Risk of hemolytic uremic syndrome after sporadic Escherichia coli O157:H7 infection: results of a Canadian collaborative study. Rowe PC, Orrbine E, Lior H, Wells GA, Yetisir E, Clulow M, McLaine PN, and the Investigators of the Canadian Pediatric Kidney Disease Research Center. Journal of Pediatrics 1998; 132(5):777-782.

ABSTRACT:

The risk of hemolytic uremic syndrome (HUS) for the individual child with acute Escherichia coli O157:H7 infection has been estimated to range from 3% to 26% after sporadic gastroenteritis and from 0% to 23% in the larger foodborne and community epidemics. Higher rates are reported from tertiary care centers, because patients referred to these centers tend to have more severe illness. In contrast, studies of outbreaks may underestimate the risk, because they rarely include laboratory testing to identify children with subclinical HUS or clinically important hemolytic anemia. The objectives of this study were to better estimate the age-specific risks of HUS and hemolytic anemia after E. coli O157:H7 infection among a representative cohort of both referred and nonreferred children with documented illness from the province of Alberta and to compare this with the rates in children evaluated at referral centers in the rest of Canada.
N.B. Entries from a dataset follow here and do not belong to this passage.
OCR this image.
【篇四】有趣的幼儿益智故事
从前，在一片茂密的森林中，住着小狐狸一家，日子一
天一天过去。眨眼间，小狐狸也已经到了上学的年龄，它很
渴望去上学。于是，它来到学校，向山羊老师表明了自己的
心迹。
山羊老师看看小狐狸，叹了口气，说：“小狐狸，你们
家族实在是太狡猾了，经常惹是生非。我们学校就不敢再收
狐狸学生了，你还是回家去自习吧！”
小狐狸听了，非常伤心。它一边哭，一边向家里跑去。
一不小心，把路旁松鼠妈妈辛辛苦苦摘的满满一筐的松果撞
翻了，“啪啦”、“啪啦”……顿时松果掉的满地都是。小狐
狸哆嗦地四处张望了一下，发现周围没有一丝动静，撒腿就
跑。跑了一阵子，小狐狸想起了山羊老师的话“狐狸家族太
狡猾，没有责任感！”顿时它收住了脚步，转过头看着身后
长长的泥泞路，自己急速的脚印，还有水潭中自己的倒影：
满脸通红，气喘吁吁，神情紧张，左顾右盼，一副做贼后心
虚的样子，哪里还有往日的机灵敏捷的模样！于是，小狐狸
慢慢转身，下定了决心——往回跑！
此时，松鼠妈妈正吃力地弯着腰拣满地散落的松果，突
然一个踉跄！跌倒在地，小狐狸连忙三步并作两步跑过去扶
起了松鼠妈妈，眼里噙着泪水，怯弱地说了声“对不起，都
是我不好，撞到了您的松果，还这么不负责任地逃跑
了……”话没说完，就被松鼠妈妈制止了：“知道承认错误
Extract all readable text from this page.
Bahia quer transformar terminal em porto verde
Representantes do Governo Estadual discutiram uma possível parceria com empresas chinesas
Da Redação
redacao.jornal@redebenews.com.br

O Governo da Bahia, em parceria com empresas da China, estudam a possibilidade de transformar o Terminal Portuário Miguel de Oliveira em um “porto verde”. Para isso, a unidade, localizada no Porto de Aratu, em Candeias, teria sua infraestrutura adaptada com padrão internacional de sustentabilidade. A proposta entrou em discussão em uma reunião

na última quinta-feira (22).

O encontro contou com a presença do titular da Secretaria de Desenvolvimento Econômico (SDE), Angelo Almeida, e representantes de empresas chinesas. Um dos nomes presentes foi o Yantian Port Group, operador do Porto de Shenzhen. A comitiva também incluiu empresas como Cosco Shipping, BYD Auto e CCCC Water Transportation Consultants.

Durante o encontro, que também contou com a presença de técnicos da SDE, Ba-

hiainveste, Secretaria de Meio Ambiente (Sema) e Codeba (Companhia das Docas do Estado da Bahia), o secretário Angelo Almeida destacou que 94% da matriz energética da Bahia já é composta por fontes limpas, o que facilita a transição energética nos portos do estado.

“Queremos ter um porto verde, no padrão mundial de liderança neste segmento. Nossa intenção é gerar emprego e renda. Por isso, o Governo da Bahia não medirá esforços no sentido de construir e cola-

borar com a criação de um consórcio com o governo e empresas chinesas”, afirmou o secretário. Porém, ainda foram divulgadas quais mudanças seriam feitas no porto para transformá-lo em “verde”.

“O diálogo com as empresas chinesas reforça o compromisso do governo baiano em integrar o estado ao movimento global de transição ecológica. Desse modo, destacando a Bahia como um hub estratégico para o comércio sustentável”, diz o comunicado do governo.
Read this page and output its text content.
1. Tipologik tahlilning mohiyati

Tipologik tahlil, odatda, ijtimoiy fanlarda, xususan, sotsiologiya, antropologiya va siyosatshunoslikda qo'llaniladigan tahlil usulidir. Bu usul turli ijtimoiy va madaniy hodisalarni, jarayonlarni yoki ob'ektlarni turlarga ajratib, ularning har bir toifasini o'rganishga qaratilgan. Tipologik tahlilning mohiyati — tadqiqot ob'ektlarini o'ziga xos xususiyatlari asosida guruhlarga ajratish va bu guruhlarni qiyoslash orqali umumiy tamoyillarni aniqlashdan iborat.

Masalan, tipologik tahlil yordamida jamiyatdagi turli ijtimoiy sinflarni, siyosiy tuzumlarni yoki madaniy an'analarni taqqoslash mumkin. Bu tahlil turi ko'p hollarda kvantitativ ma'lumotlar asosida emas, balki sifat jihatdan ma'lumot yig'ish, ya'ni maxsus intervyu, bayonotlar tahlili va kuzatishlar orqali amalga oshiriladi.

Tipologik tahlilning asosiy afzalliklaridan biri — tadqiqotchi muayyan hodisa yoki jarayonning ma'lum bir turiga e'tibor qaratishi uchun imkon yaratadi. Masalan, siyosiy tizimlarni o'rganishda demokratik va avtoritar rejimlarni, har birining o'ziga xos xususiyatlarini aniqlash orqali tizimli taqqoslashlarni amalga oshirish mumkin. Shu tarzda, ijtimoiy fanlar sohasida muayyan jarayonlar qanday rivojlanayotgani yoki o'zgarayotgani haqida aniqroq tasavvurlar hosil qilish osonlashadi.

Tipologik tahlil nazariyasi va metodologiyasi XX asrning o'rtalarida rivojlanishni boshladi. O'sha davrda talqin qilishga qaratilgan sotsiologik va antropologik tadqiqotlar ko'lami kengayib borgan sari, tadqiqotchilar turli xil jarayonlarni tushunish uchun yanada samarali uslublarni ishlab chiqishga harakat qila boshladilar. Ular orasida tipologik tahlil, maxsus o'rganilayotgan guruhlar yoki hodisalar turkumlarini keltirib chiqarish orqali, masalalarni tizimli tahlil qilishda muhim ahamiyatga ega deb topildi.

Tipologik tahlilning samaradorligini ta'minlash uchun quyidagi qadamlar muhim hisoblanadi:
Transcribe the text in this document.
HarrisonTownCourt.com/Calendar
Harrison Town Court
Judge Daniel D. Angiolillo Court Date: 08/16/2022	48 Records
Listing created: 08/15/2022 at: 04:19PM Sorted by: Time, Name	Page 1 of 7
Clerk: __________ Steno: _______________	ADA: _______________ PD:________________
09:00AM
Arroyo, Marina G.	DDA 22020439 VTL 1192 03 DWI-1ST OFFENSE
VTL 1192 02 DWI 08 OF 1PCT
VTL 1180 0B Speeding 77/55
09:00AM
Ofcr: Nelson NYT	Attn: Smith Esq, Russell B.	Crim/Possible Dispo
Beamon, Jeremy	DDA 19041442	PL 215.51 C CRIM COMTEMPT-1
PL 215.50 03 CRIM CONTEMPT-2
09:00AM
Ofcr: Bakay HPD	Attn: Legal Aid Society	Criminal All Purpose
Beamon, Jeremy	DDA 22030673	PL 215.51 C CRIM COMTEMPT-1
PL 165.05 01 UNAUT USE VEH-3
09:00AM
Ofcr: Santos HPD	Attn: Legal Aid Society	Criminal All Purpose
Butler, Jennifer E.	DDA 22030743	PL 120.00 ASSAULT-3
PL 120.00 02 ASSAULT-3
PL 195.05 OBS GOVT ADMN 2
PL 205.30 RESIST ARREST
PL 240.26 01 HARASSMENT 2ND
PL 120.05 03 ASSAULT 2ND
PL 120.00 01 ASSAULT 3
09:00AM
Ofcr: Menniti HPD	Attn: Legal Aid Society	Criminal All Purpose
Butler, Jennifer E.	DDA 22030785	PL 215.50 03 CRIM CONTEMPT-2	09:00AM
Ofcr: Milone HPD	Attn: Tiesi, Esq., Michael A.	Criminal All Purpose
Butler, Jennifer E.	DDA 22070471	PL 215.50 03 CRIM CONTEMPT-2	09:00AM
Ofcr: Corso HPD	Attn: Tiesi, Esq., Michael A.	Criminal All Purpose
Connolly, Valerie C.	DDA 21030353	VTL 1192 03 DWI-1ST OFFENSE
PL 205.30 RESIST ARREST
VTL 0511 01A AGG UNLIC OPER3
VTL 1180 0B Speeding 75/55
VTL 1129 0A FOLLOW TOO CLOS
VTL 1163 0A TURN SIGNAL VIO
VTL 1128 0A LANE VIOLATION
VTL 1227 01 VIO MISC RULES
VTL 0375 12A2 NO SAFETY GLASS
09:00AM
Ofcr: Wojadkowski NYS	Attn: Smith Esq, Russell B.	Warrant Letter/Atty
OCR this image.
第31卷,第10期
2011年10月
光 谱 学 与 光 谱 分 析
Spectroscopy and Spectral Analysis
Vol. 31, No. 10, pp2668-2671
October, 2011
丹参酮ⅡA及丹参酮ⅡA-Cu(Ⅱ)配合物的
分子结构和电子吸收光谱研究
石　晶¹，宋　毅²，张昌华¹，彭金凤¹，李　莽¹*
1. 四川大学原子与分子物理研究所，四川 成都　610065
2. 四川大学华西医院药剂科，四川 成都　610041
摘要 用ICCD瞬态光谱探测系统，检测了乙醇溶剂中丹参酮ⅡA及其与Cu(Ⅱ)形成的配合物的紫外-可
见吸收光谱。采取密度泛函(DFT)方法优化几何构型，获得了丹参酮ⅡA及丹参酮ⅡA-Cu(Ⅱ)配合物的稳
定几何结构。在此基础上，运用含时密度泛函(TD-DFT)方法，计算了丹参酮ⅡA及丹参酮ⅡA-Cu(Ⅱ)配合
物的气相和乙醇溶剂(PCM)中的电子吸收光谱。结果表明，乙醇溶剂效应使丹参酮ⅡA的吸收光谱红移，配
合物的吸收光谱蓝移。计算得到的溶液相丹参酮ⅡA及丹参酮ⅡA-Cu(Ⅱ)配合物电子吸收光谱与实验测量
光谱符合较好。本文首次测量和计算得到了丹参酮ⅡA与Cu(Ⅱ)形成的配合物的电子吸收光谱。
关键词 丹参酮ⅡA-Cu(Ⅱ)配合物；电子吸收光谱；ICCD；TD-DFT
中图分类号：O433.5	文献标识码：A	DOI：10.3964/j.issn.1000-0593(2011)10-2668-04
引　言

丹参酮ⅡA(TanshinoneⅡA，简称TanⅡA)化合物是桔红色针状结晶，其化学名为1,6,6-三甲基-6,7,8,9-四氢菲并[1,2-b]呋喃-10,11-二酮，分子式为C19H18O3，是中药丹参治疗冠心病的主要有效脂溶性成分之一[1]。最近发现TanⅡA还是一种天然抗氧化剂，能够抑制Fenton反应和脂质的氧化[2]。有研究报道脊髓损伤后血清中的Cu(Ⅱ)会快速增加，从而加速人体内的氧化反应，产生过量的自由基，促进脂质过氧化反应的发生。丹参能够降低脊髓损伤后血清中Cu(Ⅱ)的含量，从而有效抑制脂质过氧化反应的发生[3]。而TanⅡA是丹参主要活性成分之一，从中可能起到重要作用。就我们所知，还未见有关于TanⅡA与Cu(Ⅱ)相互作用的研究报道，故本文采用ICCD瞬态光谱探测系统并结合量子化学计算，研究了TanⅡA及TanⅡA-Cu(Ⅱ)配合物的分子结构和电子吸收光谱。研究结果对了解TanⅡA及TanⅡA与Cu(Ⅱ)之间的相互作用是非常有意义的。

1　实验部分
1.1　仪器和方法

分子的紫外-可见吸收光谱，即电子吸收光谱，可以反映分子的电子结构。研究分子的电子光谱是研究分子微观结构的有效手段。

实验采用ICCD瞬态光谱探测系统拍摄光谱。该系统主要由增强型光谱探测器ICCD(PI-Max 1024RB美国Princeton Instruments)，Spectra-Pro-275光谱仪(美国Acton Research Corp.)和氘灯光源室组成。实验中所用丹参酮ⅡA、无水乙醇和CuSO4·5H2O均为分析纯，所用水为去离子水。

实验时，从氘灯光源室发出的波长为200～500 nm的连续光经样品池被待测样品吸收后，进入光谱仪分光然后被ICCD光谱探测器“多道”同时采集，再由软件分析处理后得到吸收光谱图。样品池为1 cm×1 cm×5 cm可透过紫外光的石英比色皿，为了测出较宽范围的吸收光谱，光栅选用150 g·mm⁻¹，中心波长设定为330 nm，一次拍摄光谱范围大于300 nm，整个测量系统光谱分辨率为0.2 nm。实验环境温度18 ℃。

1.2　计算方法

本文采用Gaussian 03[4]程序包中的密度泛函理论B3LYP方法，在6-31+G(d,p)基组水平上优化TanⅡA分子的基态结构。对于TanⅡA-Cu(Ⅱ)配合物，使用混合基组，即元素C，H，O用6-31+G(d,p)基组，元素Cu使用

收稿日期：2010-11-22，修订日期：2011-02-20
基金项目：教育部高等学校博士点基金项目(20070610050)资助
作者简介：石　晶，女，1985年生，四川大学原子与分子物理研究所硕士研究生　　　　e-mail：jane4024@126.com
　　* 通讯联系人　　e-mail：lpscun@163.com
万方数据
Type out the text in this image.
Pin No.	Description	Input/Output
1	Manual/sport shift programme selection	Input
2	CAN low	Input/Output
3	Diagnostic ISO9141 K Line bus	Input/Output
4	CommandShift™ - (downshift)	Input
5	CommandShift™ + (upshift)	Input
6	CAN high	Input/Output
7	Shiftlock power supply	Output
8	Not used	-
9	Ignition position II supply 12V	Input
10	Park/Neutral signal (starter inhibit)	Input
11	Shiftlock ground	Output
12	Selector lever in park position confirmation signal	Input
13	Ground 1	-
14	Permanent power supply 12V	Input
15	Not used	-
Children with HUS or E. coli O157:H7 gastroenteritis were eligible if they were less than 15 years of age. Hemoglobin, blood smear, urinalysis, and serum creatinine were obtained 8 to 10 days after the onset of diarrhea to ascertain hemolysis, anemia, thrombocytopenia, and renal injury. Subjects were monitored for one month. From June 1991 to March 1994, HUS was diagnosed in 205 children. Of these 77% had evidence of E. coli O157:H7 infection. A further 582 children had E. coli O157:H7 gastroenteritis, of whom 18 had hemolytic anemia. The risk of HUS after E. coli O157:H7 infection in Alberta was 8.1% compared with 31.4% in referral centers in the rest of Canada. In Alberta, the highest age-specific risk of HUS/hemolytic anemia was 12.9% in those less than 5 years of age. The authors suggest that these data should help guide clinical decisions regarding laboratory surveillance once E. coli O157:H7 is identified and provide a basis for estimating the sample sizes required in future treatment trials for the secondary prevention of HUS.